The morning was sunny... for a while, but, I've learn not to trust that. The first runs were in backlit sunshine. They were pretty good.  Since I was learning what to expect for the second run (the final) I shot a lot of frames just tracking them and seeing where they stopped and where they looked. The trouble was that there are TWO SCOREBOARDS one on either side of the finish. So they skiers would look at one or the other. 

 Viviane Forest #10 and guide Lindsay Debou of Canada won Silver in the final  run of the Women's Slalom - Visually Impaired. 

In the afternoon the snow started to come down hard. We got wet. The cameras got wet, and the pictures got worse because of the poor visability. I had been standing in the photo area to the skiers right.
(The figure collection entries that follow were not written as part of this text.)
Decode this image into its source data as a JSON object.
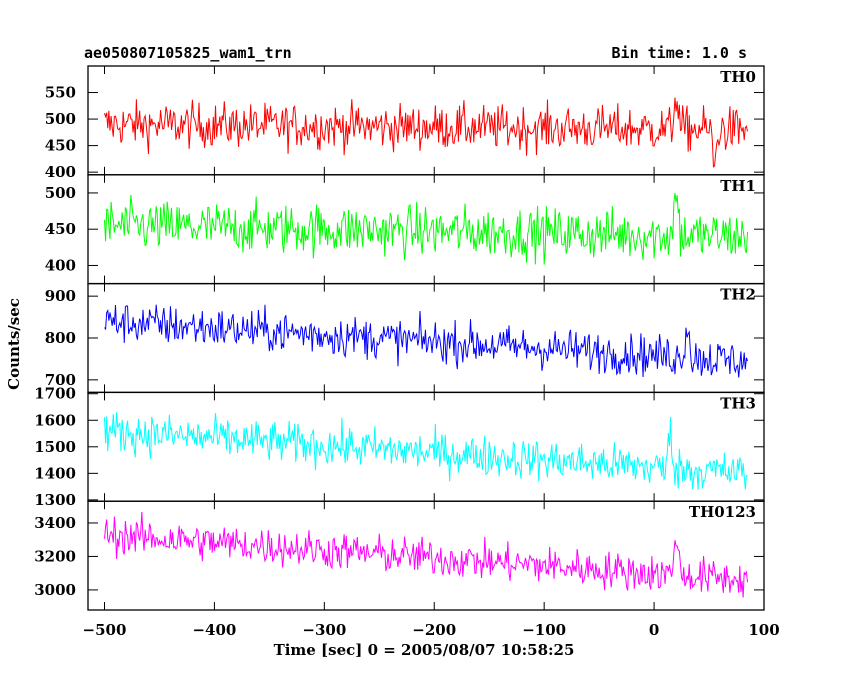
{
  "header": {
    "left_title": "ae050807105825_wam1_trn",
    "right_title": "Bin time: 1.0 s"
  },
  "chart_data": {
    "type": "line",
    "title": "ae050807105825_wam1_trn",
    "subtitle": "Bin time: 1.0 s",
    "xlabel": "Time [sec] 0 = 2005/08/07 10:58:25",
    "ylabel": "Counts/sec",
    "xlim": [
      -515,
      100
    ],
    "x_ticks": [
      -500,
      -400,
      -300,
      -200,
      -100,
      0,
      100
    ],
    "x_tick_labels": [
      "−500",
      "−400",
      "−300",
      "−200",
      "−100",
      "0",
      "100"
    ],
    "x_range_data": [
      -500,
      85
    ],
    "bin_time": 1.0,
    "grid": false,
    "legend": "none (panel labels top-right)",
    "panels": [
      {
        "label": "TH0",
        "color": "#ff0000",
        "ylim": [
          395,
          600
        ],
        "y_ticks": [
          400,
          450,
          500,
          550
        ],
        "trend_start": 490,
        "trend_end": 480,
        "noise_amplitude": 30,
        "events": [
          {
            "x": 20,
            "value": 560
          },
          {
            "x": 55,
            "value": 400
          }
        ]
      },
      {
        "label": "TH1",
        "color": "#00ff00",
        "ylim": [
          375,
          525
        ],
        "y_ticks": [
          400,
          450,
          500
        ],
        "trend_start": 455,
        "trend_end": 440,
        "noise_amplitude": 25,
        "events": [
          {
            "x": 20,
            "value": 515
          }
        ]
      },
      {
        "label": "TH2",
        "color": "#0000ff",
        "ylim": [
          670,
          930
        ],
        "y_ticks": [
          700,
          800,
          900
        ],
        "trend_start": 840,
        "trend_end": 745,
        "noise_amplitude": 35,
        "events": [
          {
            "x": 30,
            "value": 850
          }
        ]
      },
      {
        "label": "TH3",
        "color": "#00ffff",
        "ylim": [
          1295,
          1705
        ],
        "y_ticks": [
          1300,
          1400,
          1500,
          1600,
          1700
        ],
        "trend_start": 1560,
        "trend_end": 1400,
        "noise_amplitude": 55,
        "events": [
          {
            "x": 15,
            "value": 1580
          }
        ]
      },
      {
        "label": "TH0123",
        "color": "#ff00ff",
        "ylim": [
          2880,
          3530
        ],
        "y_ticks": [
          3000,
          3200,
          3400
        ],
        "trend_start": 3330,
        "trend_end": 3060,
        "noise_amplitude": 80,
        "events": [
          {
            "x": 20,
            "value": 3400
          }
        ]
      }
    ]
  }
}
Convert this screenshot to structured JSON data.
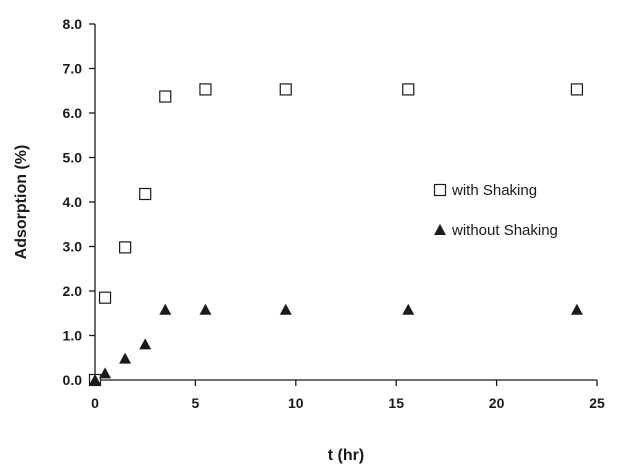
{
  "chart_data": {
    "type": "scatter",
    "xlabel": "t (hr)",
    "ylabel": "Adsorption (%)",
    "xlim": [
      0,
      25
    ],
    "ylim": [
      0,
      8
    ],
    "x_ticks": [
      "0",
      "5",
      "10",
      "15",
      "20",
      "25"
    ],
    "y_ticks": [
      "0.0",
      "1.0",
      "2.0",
      "3.0",
      "4.0",
      "5.0",
      "6.0",
      "7.0",
      "8.0"
    ],
    "grid": false,
    "legend_position": "right",
    "series": [
      {
        "name": "with Shaking",
        "marker": "open-square",
        "color": "#1a1a1a",
        "x": [
          0,
          0.5,
          1.5,
          2.5,
          3.5,
          5.5,
          9.5,
          15.6,
          24
        ],
        "y": [
          0.0,
          1.85,
          2.98,
          4.18,
          6.37,
          6.53,
          6.53,
          6.53,
          6.53
        ]
      },
      {
        "name": "without Shaking",
        "marker": "filled-triangle",
        "color": "#1a1a1a",
        "x": [
          0,
          0.5,
          1.5,
          2.5,
          3.5,
          5.5,
          9.5,
          15.6,
          24
        ],
        "y": [
          0.0,
          0.15,
          0.48,
          0.8,
          1.58,
          1.58,
          1.58,
          1.58,
          1.58
        ]
      }
    ]
  }
}
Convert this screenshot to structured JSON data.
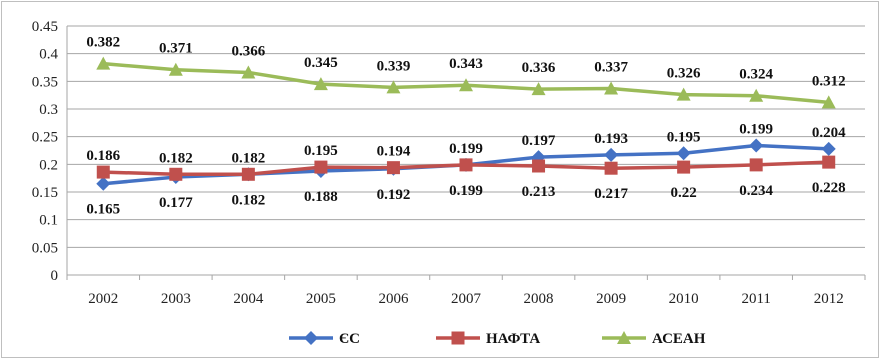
{
  "chart_data": {
    "type": "line",
    "x": [
      "2002",
      "2003",
      "2004",
      "2005",
      "2006",
      "2007",
      "2008",
      "2009",
      "2010",
      "2011",
      "2012"
    ],
    "ylim": [
      0,
      0.45
    ],
    "yticks": [
      "0",
      "0.05",
      "0.1",
      "0.15",
      "0.2",
      "0.25",
      "0.3",
      "0.35",
      "0.4",
      "0.45"
    ],
    "grid": true,
    "legend_position": "bottom",
    "series": [
      {
        "name": "ЄС",
        "color": "#4472c4",
        "marker": "diamond",
        "values": [
          0.165,
          0.177,
          0.182,
          0.188,
          0.192,
          0.199,
          0.213,
          0.217,
          0.22,
          0.234,
          0.228
        ],
        "labels": [
          "0.165",
          "0.177",
          "0.182",
          "0.188",
          "0.192",
          "0.199",
          "0.213",
          "0.217",
          "0.22",
          "0.234",
          "0.228"
        ]
      },
      {
        "name": "НАФТА",
        "color": "#c0504d",
        "marker": "square",
        "values": [
          0.186,
          0.182,
          0.182,
          0.195,
          0.194,
          0.199,
          0.197,
          0.193,
          0.195,
          0.199,
          0.204
        ],
        "labels": [
          "0.186",
          "0.182",
          "0.182",
          "0.195",
          "0.194",
          "0.199",
          "0.197",
          "0.193",
          "0.195",
          "0.199",
          "0.204"
        ]
      },
      {
        "name": "АСЕАН",
        "color": "#9bbb59",
        "marker": "triangle",
        "values": [
          0.382,
          0.371,
          0.366,
          0.345,
          0.339,
          0.343,
          0.336,
          0.337,
          0.326,
          0.324,
          0.312
        ],
        "labels": [
          "0.382",
          "0.371",
          "0.366",
          "0.345",
          "0.339",
          "0.343",
          "0.336",
          "0.337",
          "0.326",
          "0.324",
          "0.312"
        ]
      }
    ]
  }
}
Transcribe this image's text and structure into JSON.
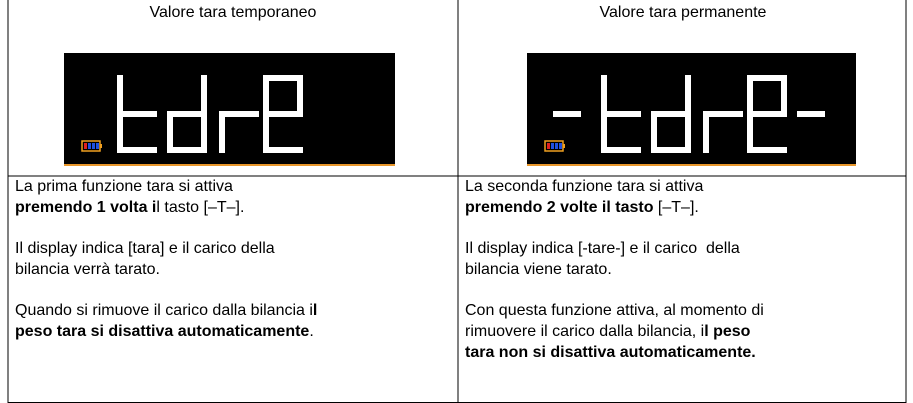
{
  "columns": [
    {
      "header": "Valore tara temporaneo",
      "paragraphs": [
        [
          [
            {
              "text": "La prima funzione tara si attiva",
              "bold": false
            }
          ],
          [
            {
              "text": "premendo 1 volta i",
              "bold": true
            },
            {
              "text": "l tasto [–T–].",
              "bold": false
            }
          ]
        ],
        [
          [
            {
              "text": "Il display indica [tara] e il carico della",
              "bold": false
            }
          ],
          [
            {
              "text": "bilancia verrà tarato.",
              "bold": false
            }
          ]
        ],
        [
          [
            {
              "text": "Quando si rimuove il carico dalla bilancia i",
              "bold": false
            },
            {
              "text": "l",
              "bold": true
            }
          ],
          [
            {
              "text": "peso tara si disattiva automaticamente",
              "bold": true
            },
            {
              "text": ".",
              "bold": false
            }
          ]
        ]
      ]
    },
    {
      "header": "Valore tara permanente",
      "paragraphs": [
        [
          [
            {
              "text": "La seconda funzione tara si attiva",
              "bold": false
            }
          ],
          [
            {
              "text": "premendo 2 volte il tasto",
              "bold": true
            },
            {
              "text": " [–T–].",
              "bold": false
            }
          ]
        ],
        [
          [
            {
              "text": "Il display indica [-tare-] e il carico  della",
              "bold": false
            }
          ],
          [
            {
              "text": "bilancia viene tarato.",
              "bold": false
            }
          ]
        ],
        [
          [
            {
              "text": "Con questa funzione attiva, al momento di",
              "bold": false
            }
          ],
          [
            {
              "text": "rimuovere il carico dalla bilancia, i",
              "bold": false
            },
            {
              "text": "l peso",
              "bold": true
            }
          ],
          [
            {
              "text": "tara non si disattiva automaticamente.",
              "bold": true
            }
          ]
        ]
      ]
    }
  ]
}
This was a large area during the Olympics but not full at all now. Halfway through the final it was looking like a better bet to go to the other side. So I hiked around the bottom to the smaller photo area on the skiers left. Trouble is, it was full. At the very end a Japanese Photographer was just standing waiting. I asked if I could go in behind him and he said the Japanese skier was coming soon. I Said, "Canadian skier afterward?"  He said OK. That gave me a high corner spot to shoot with just a minute to spare and sure enough the best pictures of Josh Dueck  winning silver were from that side. I used the 500mm. I had NO time to switch to the 300mm (it would have been better and safer) and made pictures of him as he swept thru arms raised.

Josh Dueck of Canada wins the Silver Medal in the Men's Slalom - Sitting at Whistler Creekside.

All in all it was a fabulous day on the mountain. I have not covered an alpine event for a long time. I almost missed this one. The office was debating sending us to Revelstoke for the Avalanche. (500km by road through the mountains). I'm glad I got to stay.

Viviane Forest #10 and guide Lindsay Debou of Canada finished in 2nd spot after the first run of the Women's Slalom - Visually Impaired. They would win silver.

Colette Bourgonje won the first Paralympic medal for Canada, a silver in the 10km sit-ski cross-country. 

Viviane Forest and guide Lindsay Debou (left) of Canada receive their Silver medals for the Women's Slalom - Visually Impaired.